Limitations and Scope

VBI is designed for amortized simulation-based inference (SBI) on whole-brain network models. It is most useful when you need full posterior distributions over a modest number of biophysically meaningful control parameters and can afford an upfront simulation and training budget in exchange for fast, reusable inference on new observations.

When to use VBI

VBI is a good fit when:

  • You work with whole-brain network models (e.g. Jansen-Rit, Wilson-Cowan, Wong-Wang, Montbrió/MPR, Stuart-Landau, Epileptor/VEP) and want to invert them against empirical neuroimaging data (fMRI, EEG, MEG, SEEG).

  • You want a full posterior distribution over model parameters, including uncertainty, rather than a single point estimate.

  • You plan to perform inference repeatedly on many subjects or observations, so the one-time cost of amortized training pays off.

  • You can run a sufficiently large simulation budget on CPU or GPU.

Limitations

Users should keep the following limitations in mind:

Parameter identifiability. Some parameters are only jointly (not individually) identifiable. For example, in the Wong-Wang model the global coupling G and synaptic coupling J are structurally non-identifiable and yield a curved, degenerate posterior. This is a property of the model and the data rather than of VBI itself, but it limits how uniquely individual parameters can be recovered.

Choice of data features. Inference quality depends strongly on selecting low-dimensional data features that are informative about the target parameters. Functional connectivity alone (FC/FCD) is often insufficient for estimating regional parameters; spatio-temporal features are usually required.

Noise sensitivity. High observational or dynamical noise can corrupt feature estimation and degrade the resulting posterior.
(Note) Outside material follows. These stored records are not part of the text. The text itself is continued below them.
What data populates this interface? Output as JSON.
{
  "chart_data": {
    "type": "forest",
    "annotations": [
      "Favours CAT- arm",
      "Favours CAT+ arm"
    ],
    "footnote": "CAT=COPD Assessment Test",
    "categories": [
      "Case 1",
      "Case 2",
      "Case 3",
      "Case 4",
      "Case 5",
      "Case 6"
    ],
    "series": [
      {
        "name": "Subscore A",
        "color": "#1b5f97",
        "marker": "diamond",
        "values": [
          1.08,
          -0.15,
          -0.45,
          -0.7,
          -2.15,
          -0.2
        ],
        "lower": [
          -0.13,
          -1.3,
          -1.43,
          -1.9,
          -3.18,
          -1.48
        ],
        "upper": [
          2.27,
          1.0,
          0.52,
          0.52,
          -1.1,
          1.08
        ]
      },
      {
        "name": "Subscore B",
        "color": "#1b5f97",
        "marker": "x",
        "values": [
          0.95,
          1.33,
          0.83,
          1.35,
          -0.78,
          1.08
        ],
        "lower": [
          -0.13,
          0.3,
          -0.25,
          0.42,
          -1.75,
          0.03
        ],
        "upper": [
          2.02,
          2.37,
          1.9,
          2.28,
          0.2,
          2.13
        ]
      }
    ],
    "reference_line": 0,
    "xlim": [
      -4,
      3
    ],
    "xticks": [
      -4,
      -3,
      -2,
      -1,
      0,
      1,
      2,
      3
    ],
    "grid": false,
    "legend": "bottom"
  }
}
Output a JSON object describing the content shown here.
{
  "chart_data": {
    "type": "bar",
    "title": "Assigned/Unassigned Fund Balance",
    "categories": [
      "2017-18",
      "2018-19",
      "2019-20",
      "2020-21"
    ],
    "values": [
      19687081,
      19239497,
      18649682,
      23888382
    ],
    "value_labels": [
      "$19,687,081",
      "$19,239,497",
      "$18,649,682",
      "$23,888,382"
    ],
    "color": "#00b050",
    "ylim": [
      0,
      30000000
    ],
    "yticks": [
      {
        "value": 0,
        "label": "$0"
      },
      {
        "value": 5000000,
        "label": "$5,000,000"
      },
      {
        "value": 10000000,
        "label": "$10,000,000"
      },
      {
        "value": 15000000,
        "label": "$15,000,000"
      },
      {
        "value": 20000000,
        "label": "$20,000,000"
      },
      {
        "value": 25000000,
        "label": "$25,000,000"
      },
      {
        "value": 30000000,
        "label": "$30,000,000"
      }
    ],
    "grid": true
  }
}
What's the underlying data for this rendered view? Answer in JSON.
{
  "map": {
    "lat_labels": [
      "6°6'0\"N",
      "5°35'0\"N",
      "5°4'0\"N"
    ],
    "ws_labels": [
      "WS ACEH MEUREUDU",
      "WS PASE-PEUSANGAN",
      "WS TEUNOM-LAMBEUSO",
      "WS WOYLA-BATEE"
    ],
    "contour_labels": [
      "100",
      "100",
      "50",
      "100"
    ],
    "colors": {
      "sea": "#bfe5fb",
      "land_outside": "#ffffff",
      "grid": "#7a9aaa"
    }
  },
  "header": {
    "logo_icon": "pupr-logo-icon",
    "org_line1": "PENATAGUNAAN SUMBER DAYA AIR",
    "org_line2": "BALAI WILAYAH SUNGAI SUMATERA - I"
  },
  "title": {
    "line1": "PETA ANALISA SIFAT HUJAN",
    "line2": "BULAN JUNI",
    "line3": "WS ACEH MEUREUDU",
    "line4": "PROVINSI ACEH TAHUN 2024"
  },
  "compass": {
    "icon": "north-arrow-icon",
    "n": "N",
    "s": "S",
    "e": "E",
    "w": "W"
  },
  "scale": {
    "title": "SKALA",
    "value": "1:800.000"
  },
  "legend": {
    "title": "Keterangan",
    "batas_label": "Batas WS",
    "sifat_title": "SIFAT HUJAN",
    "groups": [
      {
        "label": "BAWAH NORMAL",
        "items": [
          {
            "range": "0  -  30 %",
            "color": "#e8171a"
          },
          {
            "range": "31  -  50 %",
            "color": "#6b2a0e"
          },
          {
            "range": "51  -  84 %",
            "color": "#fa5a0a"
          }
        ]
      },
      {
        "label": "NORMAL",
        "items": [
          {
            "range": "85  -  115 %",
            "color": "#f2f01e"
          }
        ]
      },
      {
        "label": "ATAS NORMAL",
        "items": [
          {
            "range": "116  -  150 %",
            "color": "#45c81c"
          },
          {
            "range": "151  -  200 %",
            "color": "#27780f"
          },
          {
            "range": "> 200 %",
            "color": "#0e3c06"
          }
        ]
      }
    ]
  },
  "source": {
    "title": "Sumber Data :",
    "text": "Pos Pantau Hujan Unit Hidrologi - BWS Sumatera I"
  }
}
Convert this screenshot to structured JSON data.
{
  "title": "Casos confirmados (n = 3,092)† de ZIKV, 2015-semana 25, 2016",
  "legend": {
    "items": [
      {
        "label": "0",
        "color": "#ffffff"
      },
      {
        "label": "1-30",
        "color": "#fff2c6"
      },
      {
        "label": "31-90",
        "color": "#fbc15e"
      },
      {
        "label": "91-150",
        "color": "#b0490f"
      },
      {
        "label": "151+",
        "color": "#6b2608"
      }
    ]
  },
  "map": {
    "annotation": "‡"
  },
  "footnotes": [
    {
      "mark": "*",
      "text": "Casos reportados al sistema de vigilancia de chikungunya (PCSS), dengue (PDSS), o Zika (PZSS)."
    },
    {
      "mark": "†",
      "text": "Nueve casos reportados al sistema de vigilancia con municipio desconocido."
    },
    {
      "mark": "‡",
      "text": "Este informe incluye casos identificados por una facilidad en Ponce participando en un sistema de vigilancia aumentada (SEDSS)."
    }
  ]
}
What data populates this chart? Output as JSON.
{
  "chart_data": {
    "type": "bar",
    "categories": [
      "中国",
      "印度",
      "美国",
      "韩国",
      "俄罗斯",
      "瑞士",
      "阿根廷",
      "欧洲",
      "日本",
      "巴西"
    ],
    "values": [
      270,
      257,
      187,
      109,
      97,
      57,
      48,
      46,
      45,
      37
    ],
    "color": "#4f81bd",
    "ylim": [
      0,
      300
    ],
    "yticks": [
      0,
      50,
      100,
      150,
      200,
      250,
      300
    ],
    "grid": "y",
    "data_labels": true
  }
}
Simulation budget. There is no principled rule for the number of simulations required to train a reliable estimator. Adequacy must be checked empirically, for example using posterior z-scores and shrinkage or simulation-based calibration (SBC).

Upfront computational cost. Single-round amortized training requires a substantial one-time compute investment (roughly tens of minutes to several hours, depending on the model and simulation budget) before inference becomes inexpensive.

Preprocessing. Some statistical information (e.g. signal mean and variance) can be lost during feature preprocessing, reducing the informativeness of the extracted features.

Further reading

For a detailed validation study and an in-depth discussion of these points, see Ziaeemehr et al., eLife 2025.